Hilfsprogramm für Kulturschaffende

Hilfsprogramm für Kulturschaffende

Frankfurt am Main, 13. Mai 2020. Die Vereinte Dienstleistungsgewerkschaft begrüßt die Entscheidung des Landes Hessen, freien Kulturschaffenden Arbeitsstipendien für Projekte zu bewilligen, um den Übergang aus der Corona-Pandemie-Zeit zu erleichtern. Ab dem 1. Juni 2020 können hessische Kulturschaffende, die in der Künstlersozialkasse versichert sind, Arbeitsstipendien beantragen und erhalten zudem die Möglichkeit, ihre Werke digital der Öffentlichkeit vorzustellen. Die Arbeitsstipendien sind mit jeweils 2.000 Euro dotiert und werden nicht auf eventuelle Grundsicherungsleistungen (Hartz IV) angerechnet.

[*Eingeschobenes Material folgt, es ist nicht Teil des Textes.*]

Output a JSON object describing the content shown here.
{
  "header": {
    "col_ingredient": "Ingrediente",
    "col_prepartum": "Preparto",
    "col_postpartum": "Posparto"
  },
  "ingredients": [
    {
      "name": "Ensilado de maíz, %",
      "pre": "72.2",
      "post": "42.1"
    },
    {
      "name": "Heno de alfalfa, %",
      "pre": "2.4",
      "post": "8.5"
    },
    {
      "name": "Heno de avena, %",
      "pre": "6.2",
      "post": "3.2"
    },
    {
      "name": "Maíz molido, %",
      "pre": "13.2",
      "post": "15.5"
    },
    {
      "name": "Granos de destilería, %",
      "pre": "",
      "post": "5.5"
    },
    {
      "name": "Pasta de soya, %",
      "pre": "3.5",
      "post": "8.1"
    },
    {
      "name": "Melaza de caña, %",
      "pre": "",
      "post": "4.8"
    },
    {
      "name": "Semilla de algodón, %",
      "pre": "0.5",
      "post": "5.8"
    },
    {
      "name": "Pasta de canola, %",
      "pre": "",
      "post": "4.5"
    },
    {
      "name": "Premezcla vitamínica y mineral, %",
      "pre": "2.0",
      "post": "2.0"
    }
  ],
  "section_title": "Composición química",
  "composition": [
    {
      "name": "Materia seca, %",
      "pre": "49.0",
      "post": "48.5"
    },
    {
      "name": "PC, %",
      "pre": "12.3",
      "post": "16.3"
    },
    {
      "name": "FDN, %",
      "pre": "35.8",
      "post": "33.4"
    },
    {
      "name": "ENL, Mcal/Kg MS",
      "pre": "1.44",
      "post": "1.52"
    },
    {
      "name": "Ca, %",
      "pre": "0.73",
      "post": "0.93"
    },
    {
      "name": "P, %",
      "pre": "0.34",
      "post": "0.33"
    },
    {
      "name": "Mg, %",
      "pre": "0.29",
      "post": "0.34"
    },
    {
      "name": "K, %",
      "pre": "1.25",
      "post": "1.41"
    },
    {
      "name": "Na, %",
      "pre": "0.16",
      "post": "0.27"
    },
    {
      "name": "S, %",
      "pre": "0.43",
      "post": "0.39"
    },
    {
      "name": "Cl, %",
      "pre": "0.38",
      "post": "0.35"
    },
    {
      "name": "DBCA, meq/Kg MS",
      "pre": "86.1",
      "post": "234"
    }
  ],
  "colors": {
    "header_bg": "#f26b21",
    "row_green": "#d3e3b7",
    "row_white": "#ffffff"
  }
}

„Die Landesregierung hat damit zumindest für einen Teil der hessischen Solo-Selbständigen auf die ver.di-Forderung nach mehr Unterstützung reagiert,“ sagte der für den Bereich Medien und Kunst zuständige Fachbereichsleiter Manfred Moos von ver.di Hessen. Es bleibe aber eine Lücke für die Solo-Selbständigen, die sich nicht über die Künstlersozialkasse versichern können, weil sie keine künstlerische oder publizistische Tätigkeit ausüben. Sie werden weiterhin ausschließlich auf die Beantragung von Hartz IV verwiesen. „Wir teilen deshalb die Kritik der hessischen Kunst- und Kulturministerin Angela Dorn an der Großen Koalition in Berlin, die nach wie vor einen Ausgleich von Lebenshaltungskosten durch Soforthilfen nicht zulässt“, sagt die stellvertretende Landesleiterin von ver.di Hessen, Angelika Kappe, die auch für die in der Gewerkschaft organisierten Selbständigen zuständig ist. ver.di fordere deshalb weiterhin Unterstützungsleistungen auch für den Lebensunterhalt von Solo-Selbständigen, die derzeit vielfach keinerlei Einnahmen erzielen können.